According to the Anti-Defamation League approximately 50 million Americans surveyed for antisemitic beliefs in 2011 fell into the “most antisemitic” category! 
While there seems to be no precise polling of antisemitism among Germany’s non-Jewish population before the Holocaust, historian David Engel estimates that, 
“the Holocaust was planned and executed by only a select coterie of Nazi leaders and officials, who could count on the support of a hard core of Nazi true believers that probably numbered about 10 percent of the adult German population.” 
That 10 percent figure lies comfortably within the range of ADL’s “Intensive” category of American antisemitism in all surveys taken since before that organization began polling for antisemitism in the United States.

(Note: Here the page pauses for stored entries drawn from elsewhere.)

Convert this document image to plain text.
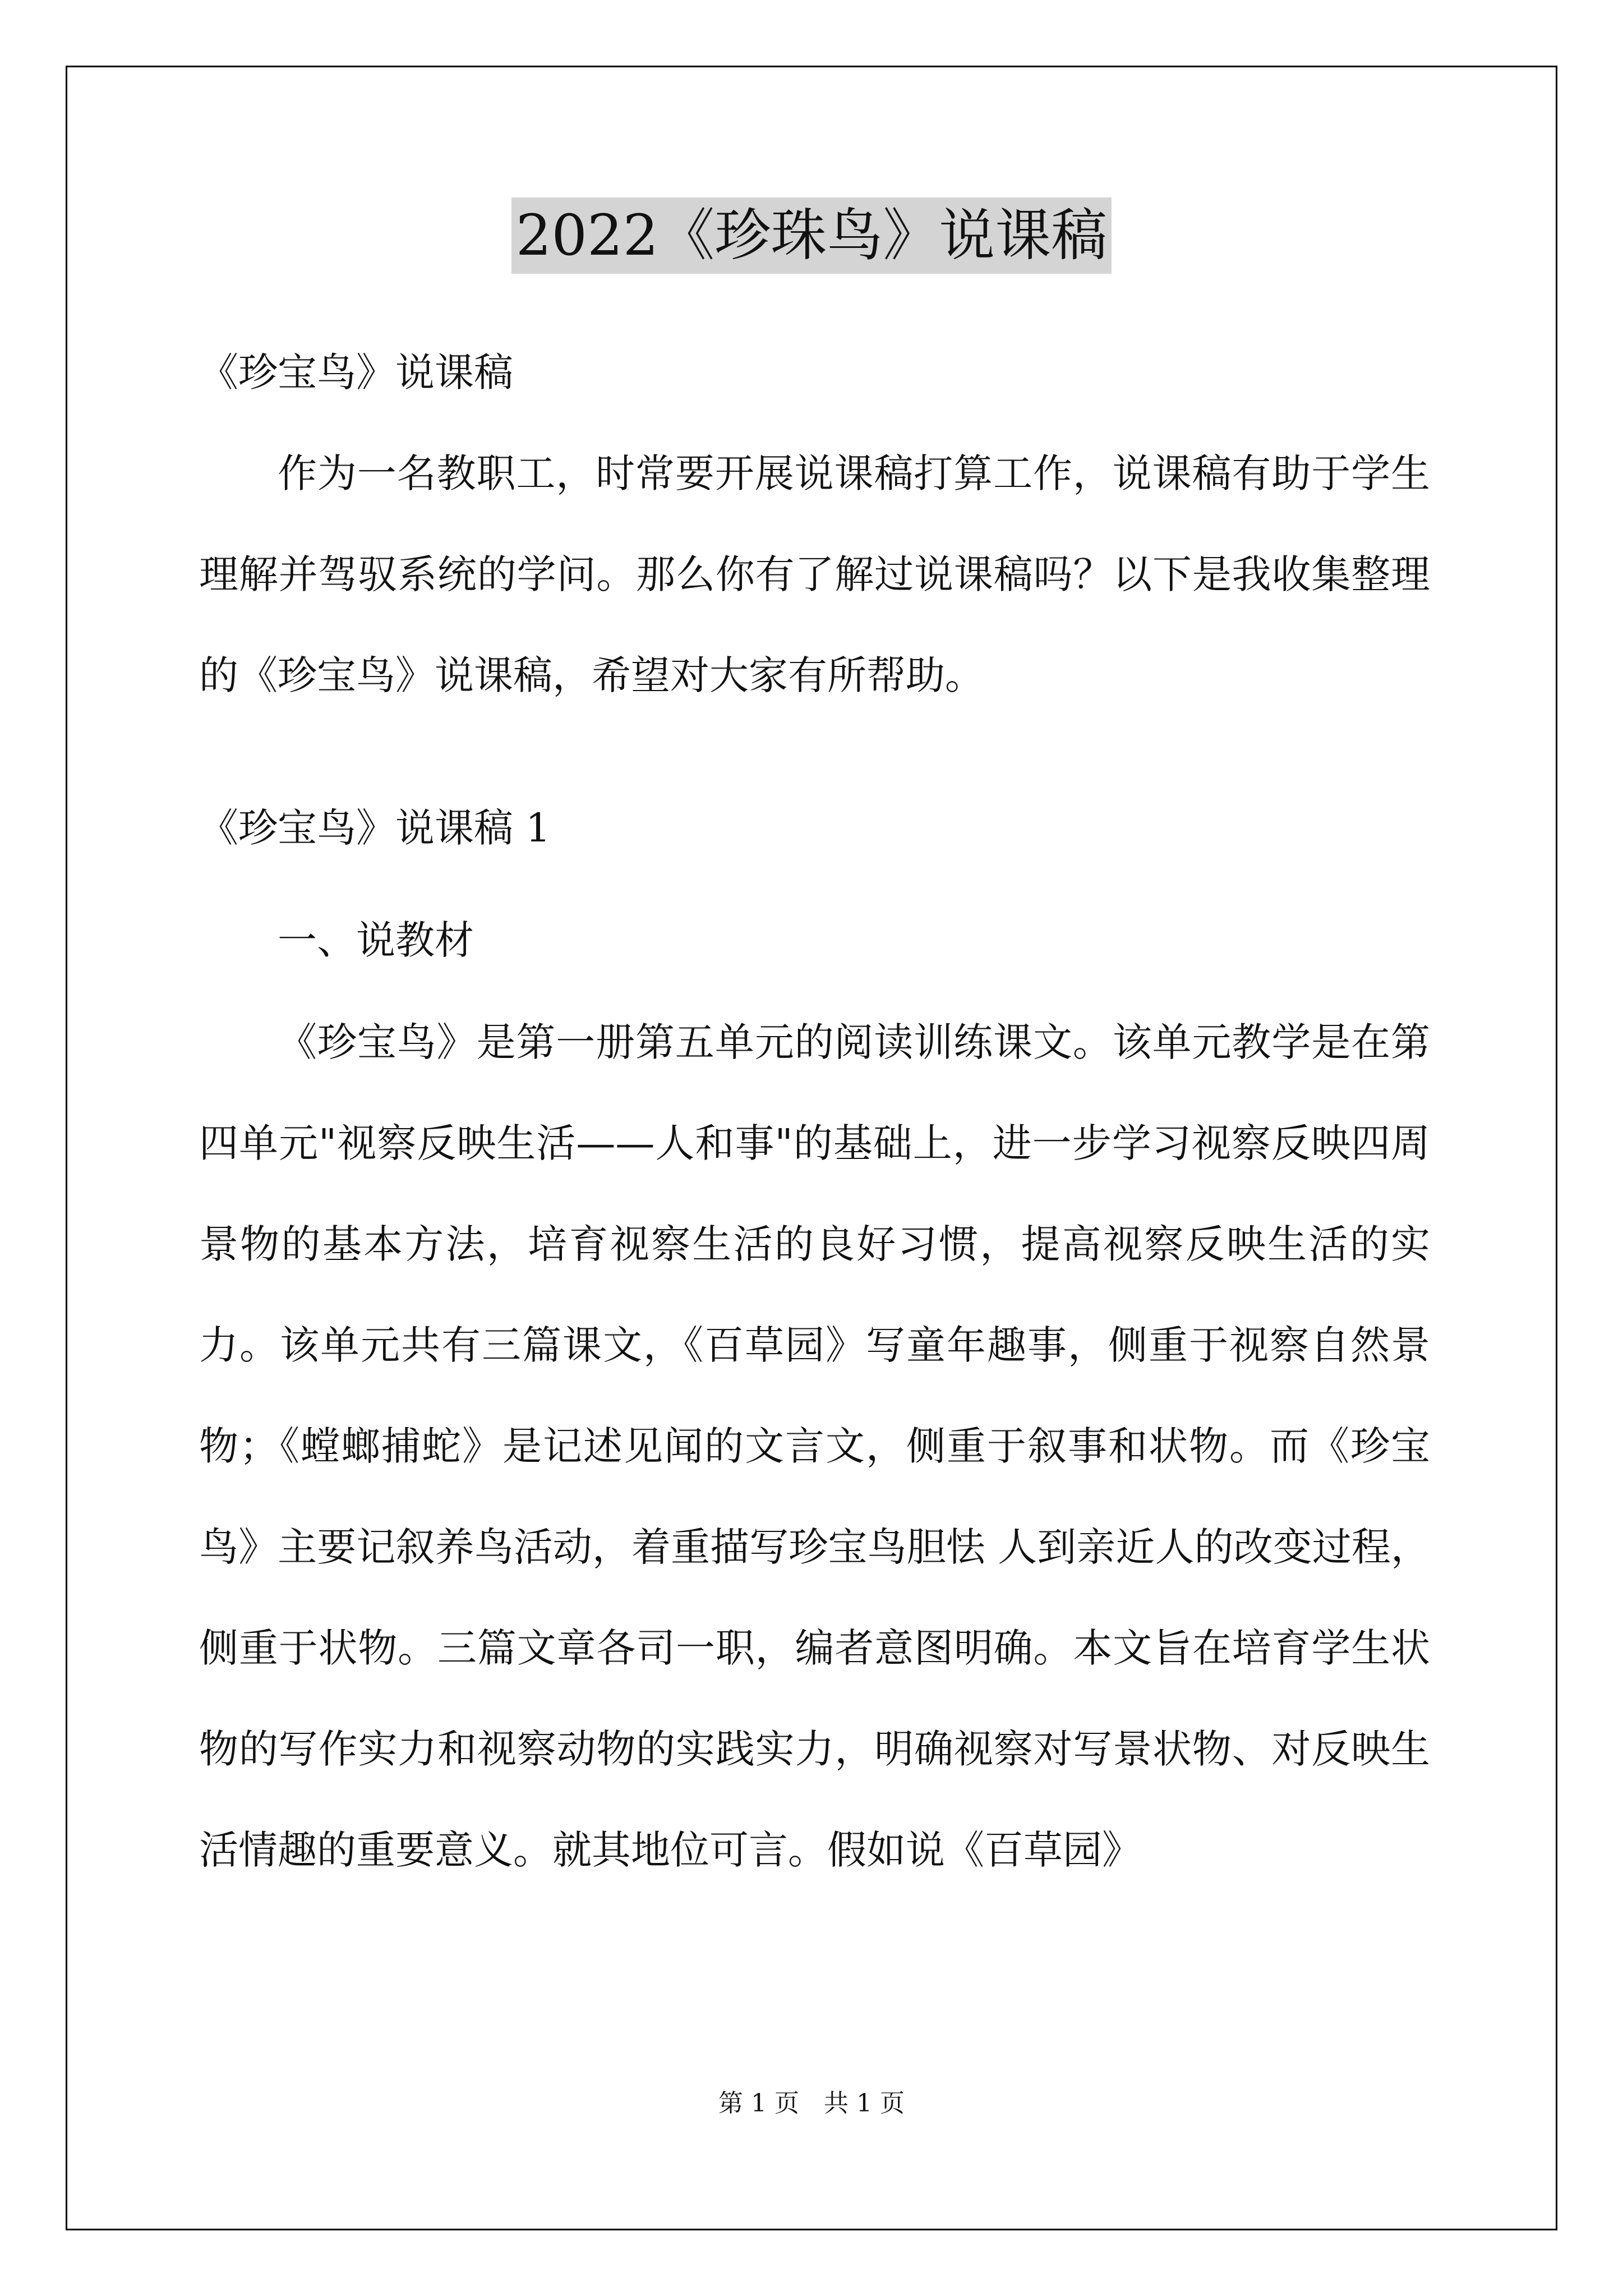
2022《珍珠鸟》说课稿
《珍宝鸟》说课稿

作为一名教职工，时常要开展说课稿打算工作，说课稿有助于学生理解并驾驭系统的学问。那么你有了解过说课稿吗？以下是我收集整理的《珍宝鸟》说课稿，希望对大家有所帮助。

《珍宝鸟》说课稿 1
一、说教材

《珍宝鸟》是第一册第五单元的阅读训练课文。该单元教学是在第四单元"视察反映生活——人和事"的基础上，进一步学习视察反映四周景物的基本方法，培育视察生活的良好习惯，提高视察反映生活的实力。该单元共有三篇课文，《百草园》写童年趣事，侧重于视察自然景物；《螳螂捕蛇》是记述见闻的文言文，侧重于叙事和状物。而《珍宝鸟》主要记叙养鸟活动，着重描写珍宝鸟胆怯 人到亲近人的改变过程，侧重于状物。三篇文章各司一职，编者意图明确。本文旨在培育学生状物的写作实力和视察动物的实践实力，明确视察对写景状物、对反映生活情趣的重要意义。就其地位可言。假如说《百草园》

第 1 页　共 1 页
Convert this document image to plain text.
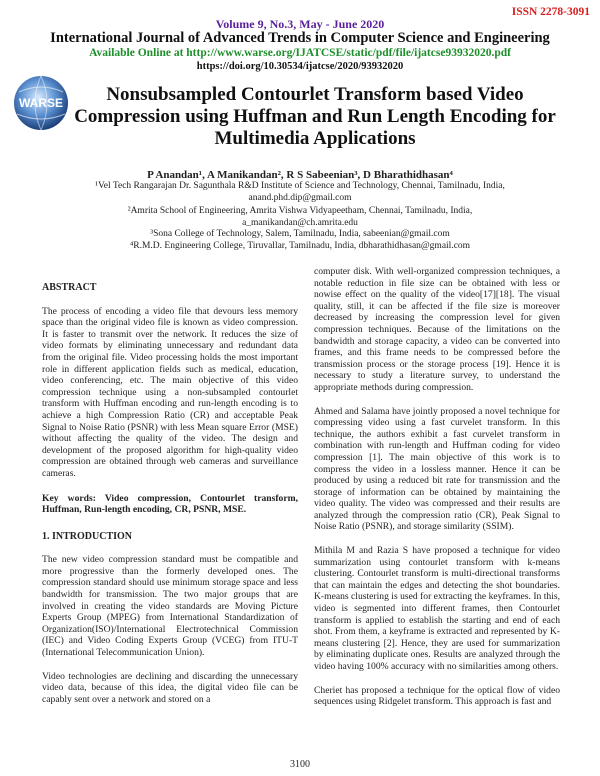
ISSN 2278-3091
Volume 9, No.3, May - June 2020
International Journal of Advanced Trends in Computer Science and Engineering
Available Online at http://www.warse.org/IJATCSE/static/pdf/file/ijatcse93932020.pdf
https://doi.org/10.30534/ijatcse/2020/93932020
WARSE	Nonsubsampled Contourlet Transform based Video Compression using Huffman and Run Length Encoding for Multimedia Applications
P Anandan¹, A Manikandan², R S Sabeenian³, D Bharathidhasan⁴
¹Vel Tech Rangarajan Dr. Sagunthala R&D Institute of Science and Technology, Chennai, Tamilnadu, India,
anand.phd.dip@gmail.com
²Amrita School of Engineering, Amrita Vishwa Vidyapeetham, Chennai, Tamilnadu, India,
a_manikandan@ch.amrita.edu
³Sona College of Technology, Salem, Tamilnadu, India, sabeenian@gmail.com
⁴R.M.D. Engineering College, Tiruvallar, Tamilnadu, India, dbharathidhasan@gmail.com
ABSTRACT

The process of encoding a video file that devours less memory space than the original video file is known as video compression. It is faster to transmit over the network. It reduces the size of video formats by eliminating unnecessary and redundant data from the original file. Video processing holds the most important role in different application fields such as medical, education, video conferencing, etc. The main objective of this video compression technique using a non-subsampled contourlet transform with Huffman encoding and run-length encoding is to achieve a high Compression Ratio (CR) and acceptable Peak Signal to Noise Ratio (PSNR) with less Mean square Error (MSE) without affecting the quality of the video. The design and development of the proposed algorithm for high-quality video compression are obtained through web cameras and surveillance cameras.

Key words: Video compression, Contourlet transform, Huffman, Run-length encoding, CR, PSNR, MSE.

1. INTRODUCTION

The new video compression standard must be compatible and more progressive than the formerly developed ones. The compression standard should use minimum storage space and less bandwidth for transmission. The two major groups that are involved in creating the video standards are Moving Picture Experts Group (MPEG) from International Standardization of Organization(ISO)/International Electrotechnical Commission (IEC) and Video Coding Experts Group (VCEG) from ITU-T (International Telecommunication Union).

Video technologies are declining and discarding the unnecessary video data, because of this idea, the digital video file can be capably sent over a network and stored on a

computer disk. With well-organized compression techniques, a notable reduction in file size can be obtained with less or nowise effect on the quality of the video[17][18]. The visual quality, still, it can be affected if the file size is moreover decreased by increasing the compression level for given compression techniques. Because of the limitations on the bandwidth and storage capacity, a video can be converted into frames, and this frame needs to be compressed before the transmission process or the storage process [19]. Hence it is necessary to study a literature survey, to understand the appropriate methods during compression.

Ahmed and Salama have jointly proposed a novel technique for compressing video using a fast curvelet transform. In this technique, the authors exhibit a fast curvelet transform in combination with run-length and Huffman coding for video compression [1]. The main objective of this work is to compress the video in a lossless manner. Hence it can be produced by using a reduced bit rate for transmission and the storage of information can be obtained by maintaining the video quality. The video was compressed and their results are analyzed through the compression ratio (CR), Peak Signal to Noise Ratio (PSNR), and storage similarity (SSIM).

Mithila M and Razia S have proposed a technique for video summarization using contourlet transform with k-means clustering. Contourlet transform is multi-directional transforms that can maintain the edges and detecting the shot boundaries. K-means clustering is used for extracting the keyframes. In this, video is segmented into different frames, then Contourlet transform is applied to establish the starting and end of each shot. From them, a keyframe is extracted and represented by K- means clustering [2]. Hence, they are used for summarization by eliminating duplicate ones. Results are analyzed through the video having 100% accuracy with no similarities among others.

Cheriet has proposed a technique for the optical flow of video sequences using Ridgelet transform. This approach is fast and

3100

“Perceptions of disproportionate Jewish power in the U.S. continue to dominate the views of the most anti‐Semitic.
 
“In America, 31 percent believe Jews are responsible for the death of Christ, a number that has remained steady through the past decade.
 
“Remarkably, since 1964, approximately 30 percent of Americans have consistently believed that Jews are more loyal to Israel than to America, even though the makeup of the U.S. population has changed dramatically.” 
Among other findings, 
• Fourteen percent (14%) agreed with the statement that "Jews have too much power in the U.S. today," an increase from 13 percent in 2009.
 
• Fifteen percent (15 %) agreed that Jews are "more willing to use shady practices," up slightly from 2009.
 
• Sixteen percent (16%) agreed that Jewish "business people are so shrewd, others don''t have a chance," up from 13 percent in 2009.
 
• Nearly half of all respondents agreed with the statement that Jews "stick together more than other Americans, and 33 percent said they believe Jews "always like to be at the head of things."
 
• One-quarter of Americans believe that Jews "still talk too much about what happened to them in the Holocaust."